Putting the findings in context
“We found that both deterioration in right ventricular function and worsening tricuspid regurgitation are more common among patients undergoing SAVR compared with TAVR, and that each of these effects conferred significantly greater mortality risk across the entire cohort,” notes Dr. Cremer. “While tricuspid regurgitation and RV dysfunction were predictors of long-term survival, SAVR per se was not. It’s important to note that without postoperative tricuspid regurgitation or RV dysfunction, there was no difference in survival between the two methods of AVR.”

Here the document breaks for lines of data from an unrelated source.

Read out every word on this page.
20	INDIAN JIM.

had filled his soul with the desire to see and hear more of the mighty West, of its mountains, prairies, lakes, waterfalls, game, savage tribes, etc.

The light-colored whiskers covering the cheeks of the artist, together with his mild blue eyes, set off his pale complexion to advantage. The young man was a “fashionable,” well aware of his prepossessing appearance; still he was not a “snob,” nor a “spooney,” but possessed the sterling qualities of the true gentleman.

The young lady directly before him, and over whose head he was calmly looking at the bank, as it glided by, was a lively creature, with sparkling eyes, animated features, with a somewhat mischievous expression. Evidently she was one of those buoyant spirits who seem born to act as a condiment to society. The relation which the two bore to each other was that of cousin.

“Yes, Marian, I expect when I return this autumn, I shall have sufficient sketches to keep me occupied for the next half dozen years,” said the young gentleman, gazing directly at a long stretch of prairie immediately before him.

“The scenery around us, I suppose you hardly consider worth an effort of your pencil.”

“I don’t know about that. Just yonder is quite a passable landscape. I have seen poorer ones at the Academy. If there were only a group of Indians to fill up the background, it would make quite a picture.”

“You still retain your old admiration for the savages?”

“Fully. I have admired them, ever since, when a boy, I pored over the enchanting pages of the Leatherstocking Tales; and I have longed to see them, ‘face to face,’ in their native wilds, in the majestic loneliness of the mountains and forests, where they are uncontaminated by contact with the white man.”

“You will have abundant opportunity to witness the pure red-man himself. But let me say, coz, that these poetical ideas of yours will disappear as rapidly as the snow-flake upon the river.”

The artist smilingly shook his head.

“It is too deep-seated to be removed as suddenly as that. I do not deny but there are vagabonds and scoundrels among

Hints of how practice might be shaped
Dr. Cremer says the most important message for clinicians is the need to pay close attention to RV function and tricuspid regurgitation after patients undergo either method of AVR, given these findings’ prognostic implications.
He also calls attention to the emergence of what he terms a “dose response” in these analyses. “We found that patients who initially have normal RV function and no significant tricuspid regurgitation but who develop at least moderate RV dysfunction or tricuspid regurgitation have the worst outcomes,” he says.
“In the future,” Dr. Cremer adds, “given that overall outcomes are similar with TAVR and SAVR in these intermediate-risk patients, these analyses may help further refine which patients should undergo TAVR and which should have SAVR.” He notes, for example, that TAVR may be preferable in certain women, as women are more likely to develop worsening tricuspid regurgitation. In contrast, SAVR may be preferable in specific patients with moderate tricuspid regurgitation at baseline, since they are more likely to develop RV dysfunction and thus concomitant tricuspid valve repair might be possible.
“But I wouldn’t change practice just yet,” he says, adding that further study is needed.